In another example of intertwined security and political problems, Baghdad gets an average of only 6.5 hours of electric power a day, Bowen's report said, in part because transmission lines are sabotaged but also because of political squabbles about which power plants in regions outside of Baghdad should share electricity with the capital.
There have also been problems with American management of reconstruction and aid programs.
"Inconsistent coordination among the many U.S. agencies supporting Iraq's reconstruction has hampered the effective execution of the U.S. reconstruction program," Bowen reported.
Most of these problems brought needless delays in funding and construction, he said. But other consequences could prove more damaging.
In one problem turned up by the GAO, the Pentagon and the U.S. military command in Baghdad "may not be able to account" for about 90,000 rifles and 80,000 pistols issued to Iraqi security forces in 2004.
Millions wasted
In a separate audit being released today, Bowen reported that the State Department paid $43.8 million for a temporary police training camp that has never been used and "may have" spent an additional $36.4 million for armored vehicles, body armor and weapons "that cannot be accounted for."
Bowen said the problems that "keep me up at night" are exemplified by the Baghdad Police College, a facility built under U.S. supervision to train Iraqi security forces for Baghdad. When his inspectors visited the partially completed $73 million facility last fall, feces and urine were trickling from a ceiling in the student barracks and "massive expansion cracks" had appeared in exterior and interior walls.
Because of cost overruns, much of the scheduled construction work was simply abandoned, leaving the college with no laundry facility, fire protection or communications building, according to another report to be released by Bowen today.

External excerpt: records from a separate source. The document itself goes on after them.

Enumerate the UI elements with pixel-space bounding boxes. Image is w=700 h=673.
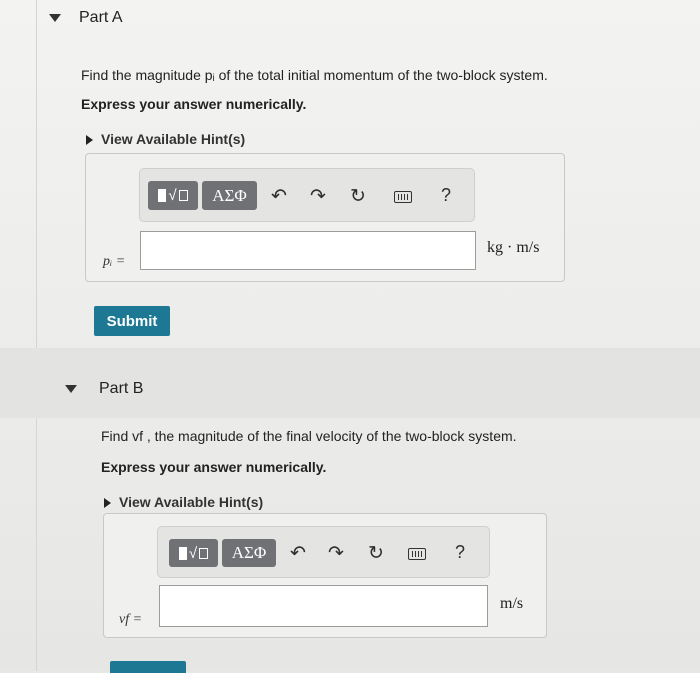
submit-button[interactable]: Submit bbox=[94, 306, 170, 336]
redo-icon[interactable]: ↷ bbox=[305, 183, 331, 209]
help-button[interactable]: ? bbox=[447, 539, 473, 565]
keyboard-icon[interactable] bbox=[394, 191, 412, 203]
part-b-answer-box: √ ΑΣΦ ↶ ↷ ↻ ? vf = m/s bbox=[103, 513, 547, 638]
undo-icon[interactable]: ↶ bbox=[285, 540, 311, 566]
left-divider bbox=[36, 0, 37, 671]
keyboard-icon[interactable] bbox=[408, 548, 426, 560]
collapse-part-a-icon[interactable] bbox=[49, 14, 61, 22]
help-button[interactable]: ? bbox=[433, 182, 459, 208]
reset-icon[interactable]: ↻ bbox=[363, 540, 389, 566]
part-b-hint-link[interactable]: View Available Hint(s) bbox=[119, 494, 263, 510]
part-a-answer-box: √ ΑΣΦ ↶ ↷ ↻ ? pᵢ = kg · m/s bbox=[85, 153, 565, 282]
part-b-answer-input[interactable] bbox=[159, 585, 488, 627]
part-a-title[interactable]: Part A bbox=[79, 9, 123, 27]
math-toolbar: √ ΑΣΦ ↶ ↷ ↻ ? bbox=[157, 526, 490, 578]
part-a-unit: kg · m/s bbox=[487, 239, 540, 256]
templates-button[interactable]: √ bbox=[169, 539, 218, 567]
part-a-answer-input[interactable] bbox=[140, 231, 476, 270]
redo-icon[interactable]: ↷ bbox=[323, 540, 349, 566]
part-b-submit-button-partial[interactable] bbox=[110, 661, 186, 673]
collapse-part-b-icon[interactable] bbox=[65, 385, 77, 393]
part-b-question: Find vf , the magnitude of the final vel… bbox=[101, 428, 517, 444]
hint-expand-icon[interactable] bbox=[104, 498, 111, 508]
undo-icon[interactable]: ↶ bbox=[266, 183, 292, 209]
part-a-instruction: Express your answer numerically. bbox=[81, 96, 307, 112]
part-b-unit: m/s bbox=[500, 595, 524, 612]
greek-symbols-button[interactable]: ΑΣΦ bbox=[222, 539, 276, 567]
part-b-instruction: Express your answer numerically. bbox=[101, 459, 327, 475]
part-b-variable-label: vf = bbox=[119, 612, 143, 627]
reset-icon[interactable]: ↻ bbox=[345, 183, 371, 209]
hint-expand-icon[interactable] bbox=[86, 135, 93, 145]
greek-symbols-button[interactable]: ΑΣΦ bbox=[202, 181, 257, 210]
part-a-hint-link[interactable]: View Available Hint(s) bbox=[101, 131, 245, 147]
page: Part A Find the magnitude pᵢ of the tota… bbox=[0, 0, 700, 673]
math-toolbar: √ ΑΣΦ ↶ ↷ ↻ ? bbox=[139, 168, 475, 222]
templates-button[interactable]: √ bbox=[148, 181, 198, 210]
part-b-title[interactable]: Part B bbox=[99, 380, 143, 398]
part-a-variable-label: pᵢ = bbox=[103, 254, 126, 269]
part-a-question: Find the magnitude pᵢ of the total initi… bbox=[81, 67, 548, 83]
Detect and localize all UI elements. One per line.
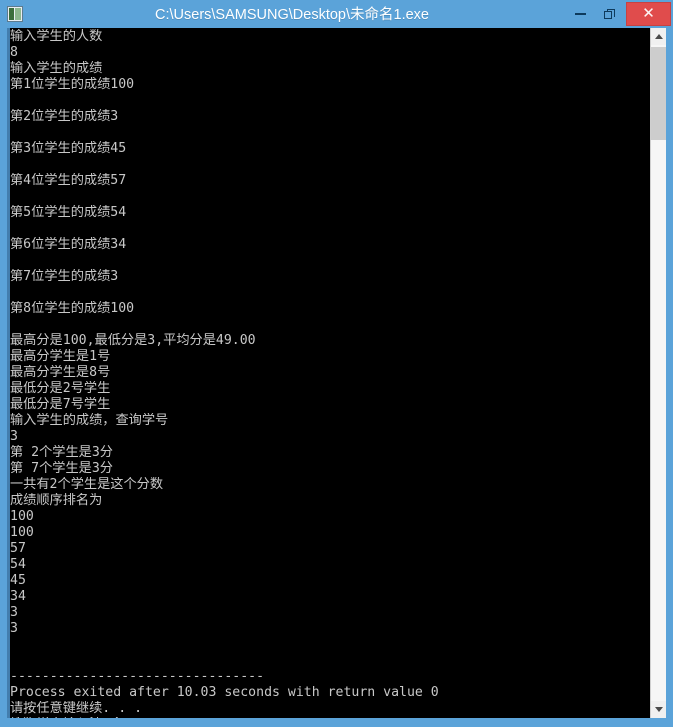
console-line: 第7位学生的成绩3 <box>10 269 119 284</box>
console-line: 第5位学生的成绩54 <box>10 205 127 220</box>
console-line: 搜狗拼音输入法 全 ： <box>10 717 646 718</box>
console-line: Process exited after 10.03 seconds with … <box>10 685 439 700</box>
console-line: 请按任意键继续. . . <box>10 701 143 716</box>
console-line: 3 <box>10 621 18 636</box>
console-line: 最低分是7号学生 <box>10 397 111 412</box>
scroll-down-arrow-icon <box>654 707 663 712</box>
console-line: 100 <box>10 509 34 524</box>
console-line: 第2位学生的成绩3 <box>10 109 119 124</box>
minimize-icon <box>575 12 586 15</box>
scroll-down-button[interactable] <box>651 701 666 718</box>
console-line: 第 2个学生是3分 <box>10 445 113 460</box>
scroll-up-button[interactable] <box>651 28 666 45</box>
console-line: 最高分是100,最低分是3,平均分是49.00 <box>10 333 256 348</box>
console-line: 输入学生的人数 <box>10 29 103 44</box>
console-line: 第4位学生的成绩57 <box>10 173 127 188</box>
console-line: 第8位学生的成绩100 <box>10 301 135 316</box>
console-line: 最高分学生是8号 <box>10 365 111 380</box>
scroll-up-arrow-icon <box>654 34 663 39</box>
console-line: 54 <box>10 557 26 572</box>
scrollbar-track[interactable] <box>651 45 666 701</box>
console-client-area: 输入学生的人数 8 输入学生的成绩 第1位学生的成绩100 第2位学生的成绩3 第3位学生… <box>7 28 666 718</box>
title-bar[interactable]: C:\Users\SAMSUNG\Desktop\未命名1.exe ✕ <box>0 0 673 27</box>
console-line: 34 <box>10 589 26 604</box>
app-icon-left-block <box>9 7 14 20</box>
vertical-scrollbar[interactable] <box>650 28 666 718</box>
console-line: 100 <box>10 525 34 540</box>
console-text-lines: 输入学生的人数 8 输入学生的成绩 第1位学生的成绩100 第2位学生的成绩3 第3位学生… <box>10 29 646 718</box>
restore-button[interactable] <box>595 3 624 25</box>
console-line: 第 7个学生是3分 <box>10 461 113 476</box>
console-line: 第3位学生的成绩45 <box>10 141 127 156</box>
close-button[interactable]: ✕ <box>626 1 671 26</box>
window-right-border <box>666 27 673 718</box>
console-line: 最高分学生是1号 <box>10 349 111 364</box>
console-line: 45 <box>10 573 26 588</box>
restore-icon-front <box>604 10 612 19</box>
console-line: 输入学生的成绩 <box>10 61 103 76</box>
window-left-border <box>0 27 7 718</box>
minimize-button[interactable] <box>566 3 595 25</box>
console-line: 8 <box>10 45 18 60</box>
window-title: C:\Users\SAMSUNG\Desktop\未命名1.exe <box>155 7 429 23</box>
console-line: 57 <box>10 541 26 556</box>
restore-icon <box>604 8 615 19</box>
console-line: 成绩顺序排名为 <box>10 493 103 508</box>
console-line: 一共有2个学生是这个分数 <box>10 477 164 492</box>
scrollbar-thumb[interactable] <box>651 47 666 140</box>
window-bottom-border <box>0 718 673 727</box>
console-line: 3 <box>10 605 18 620</box>
console-line: 第6位学生的成绩34 <box>10 237 127 252</box>
console-output[interactable]: 输入学生的人数 8 输入学生的成绩 第1位学生的成绩100 第2位学生的成绩3 第3位学生… <box>7 28 650 718</box>
console-line: 3 <box>10 429 18 444</box>
close-icon: ✕ <box>642 5 655 22</box>
console-app-icon <box>7 5 23 22</box>
console-window: C:\Users\SAMSUNG\Desktop\未命名1.exe ✕ 输入学生… <box>0 0 673 727</box>
console-line: -------------------------------- <box>10 669 265 684</box>
console-line: 第1位学生的成绩100 <box>10 77 135 92</box>
app-icon-right-block <box>15 7 21 20</box>
console-line: 输入学生的成绩，查询学号 <box>10 413 169 428</box>
console-line: 最低分是2号学生 <box>10 381 111 396</box>
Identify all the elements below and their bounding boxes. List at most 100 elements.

An official of the Iraqi Interior Ministry who arrived to take possession of the college Monday "was so disgusted with its condition that he refused to accept it," Bowen said in the interview.
"This is essential to the question: What do we get for our money?" Bowen said. If the reconstruction work done so far cannot be maintained by the Iraqi government, because the work is substandard or because the Iraqi government does not or cannot pay for its upkeep, then the U.S. investment will be lost, he said.
Still, said Bowen, whose tenure as inspector general was recently extended by Congress to examine all reconstruction funding for fiscal 2006, it is "premature to render a verdict" on the U.S. reconstruction effort.